Building Bridges Across the Atlantic: Ulster Project Transforms Lives in McPherson County
Northern Irish teens discovered common ground through service and friendship in Kansas community

McPHERSON, KS —For over a decade, McPherson County served as an unlikely bridge between the divided communities of Northern Ireland and the American heartland. From 2007 to 2019, the Ulster Project brought Catholic and Protestant teenagers from Northern Ireland to experience life in small-town Kansas. The 2012 cohort—Nial Maguire, Stuart Best, Adam Stevenson, Iarlaith Hendron, Megan Robinson, and Maren Hansen—exemplified the program's transformative power, volunteering with the McPherson Summer Lunch Program, serving meals with Steps Against Poverty in McPherson County (STEPMC), and organizing the sixth annual Disability Supports/Ulster Project dance to promote inclusion.

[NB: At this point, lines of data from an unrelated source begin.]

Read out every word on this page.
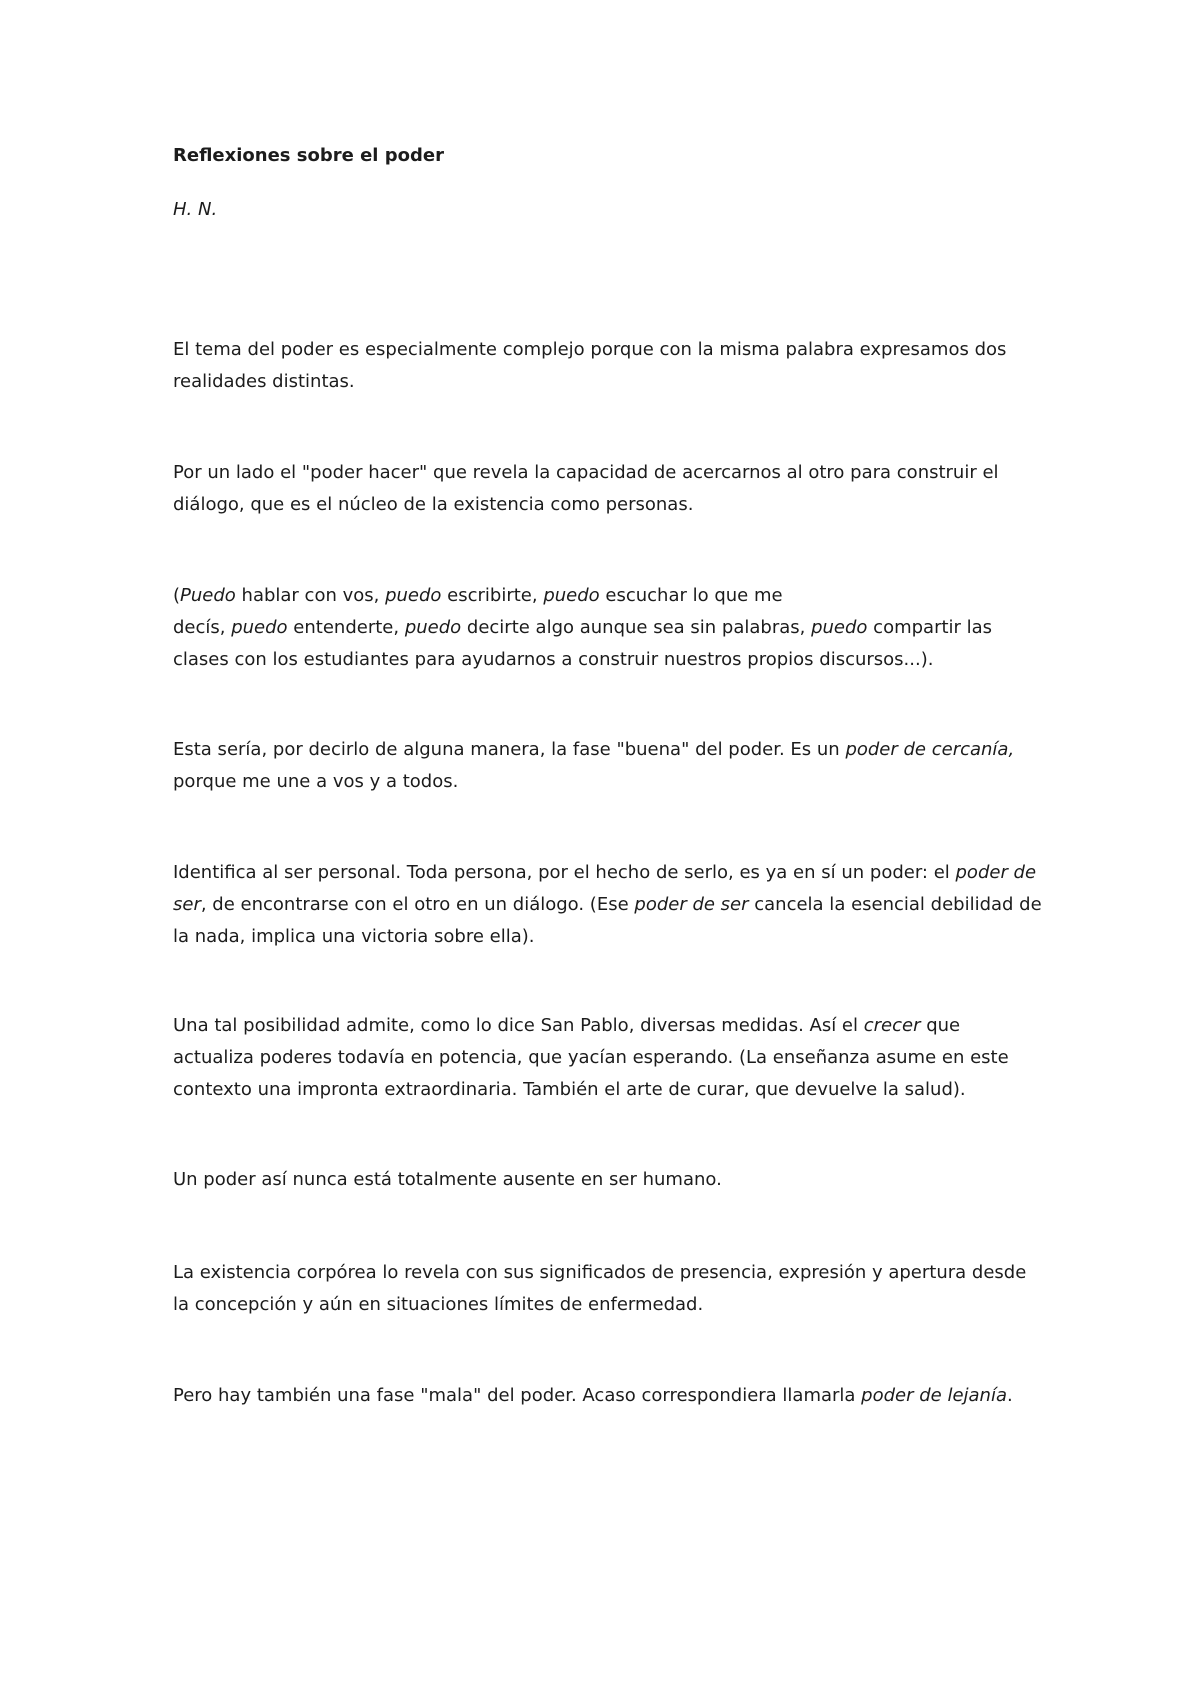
Reflexiones sobre el poder

H. N.

El tema del poder es especialmente complejo porque con la misma palabra expresamos dos
realidades distintas.

Por un lado el "poder hacer" que revela la capacidad de acercarnos al otro para construir el
diálogo, que es el núcleo de la existencia como personas.

(Puedo hablar con vos, puedo escribirte, puedo escuchar lo que me
decís, puedo entenderte, puedo decirte algo aunque sea sin palabras, puedo compartir las
clases con los estudiantes para ayudarnos a construir nuestros propios discursos...).

Esta sería, por decirlo de alguna manera, la fase "buena" del poder. Es un poder de cercanía,
porque me une a vos y a todos.

Identifica al ser personal. Toda persona, por el hecho de serlo, es ya en sí un poder: el poder de
ser, de encontrarse con el otro en un diálogo. (Ese poder de ser cancela la esencial debilidad de
la nada, implica una victoria sobre ella).

Una tal posibilidad admite, como lo dice San Pablo, diversas medidas. Así el crecer que
actualiza poderes todavía en potencia, que yacían esperando. (La enseñanza asume en este
contexto una impronta extraordinaria. También el arte de curar, que devuelve la salud).

Un poder así nunca está totalmente ausente en ser humano.

La existencia corpórea lo revela con sus significados de presencia, expresión y apertura desde
la concepción y aún en situaciones límites de enfermedad.

Pero hay también una fase "mala" del poder. Acaso correspondiera llamarla poder de lejanía.
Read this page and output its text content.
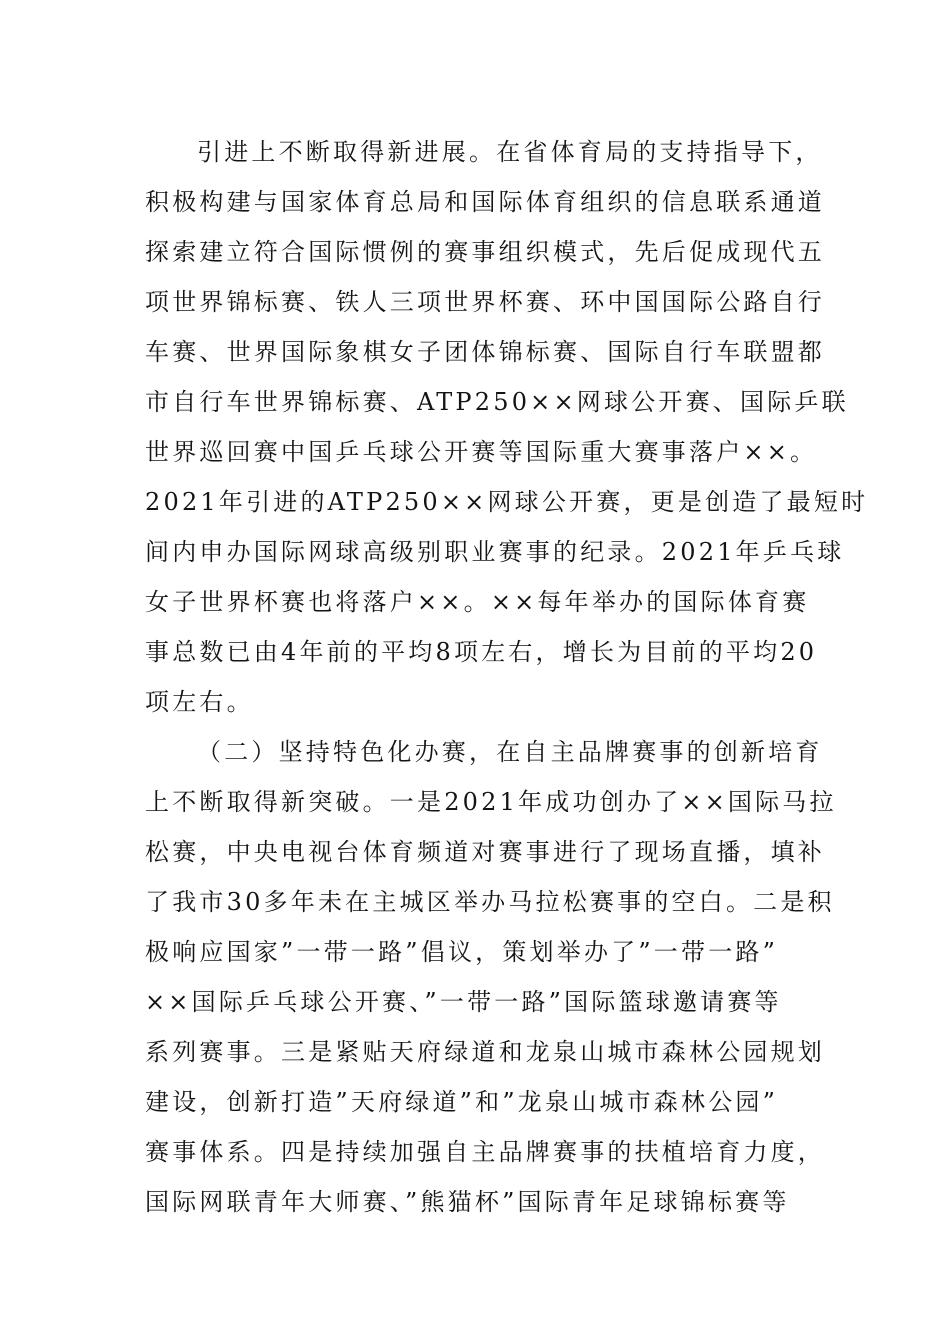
引进上不断取得新进展。在省体育局的支持指导下，
积极构建与国家体育总局和国际体育组织的信息联系通道
探索建立符合国际惯例的赛事组织模式，先后促成现代五
项世界锦标赛、铁人三项世界杯赛、环中国国际公路自行
车赛、世界国际象棋女子团体锦标赛、国际自行车联盟都
市自行车世界锦标赛、ATP250××网球公开赛、国际乒联
世界巡回赛中国乒乓球公开赛等国际重大赛事落户××。
2021年引进的ATP250××网球公开赛，更是创造了最短时
间内申办国际网球高级别职业赛事的纪录。2021年乒乓球
女子世界杯赛也将落户××。××每年举办的国际体育赛
事总数已由4年前的平均8项左右，增长为目前的平均20
项左右。
（二）坚持特色化办赛，在自主品牌赛事的创新培育
上不断取得新突破。一是2021年成功创办了××国际马拉
松赛，中央电视台体育频道对赛事进行了现场直播，填补
了我市30多年未在主城区举办马拉松赛事的空白。二是积
极响应国家”一带一路”倡议，策划举办了”一带一路”
××国际乒乓球公开赛、”一带一路”国际篮球邀请赛等
系列赛事。三是紧贴天府绿道和龙泉山城市森林公园规划
建设，创新打造”天府绿道”和”龙泉山城市森林公园”
赛事体系。四是持续加强自主品牌赛事的扶植培育力度，
国际网联青年大师赛、”熊猫杯”国际青年足球锦标赛等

Founded in 1975, the Ulster Project's simple yet powerful premise was to foster reconciliation by removing teens from environments where centuries-old divisions run deep. In McPherson County, supported by organizations like the McPherson County Community Foundation, these young people discovered what they had in common rather than what divided them. Through packing lunches for local children, collecting donations at Fourth of July celebrations, and dancing alongside people with disabilities, the participants learned that peace isn't built through grand gestures but through everyday acts of service and connection.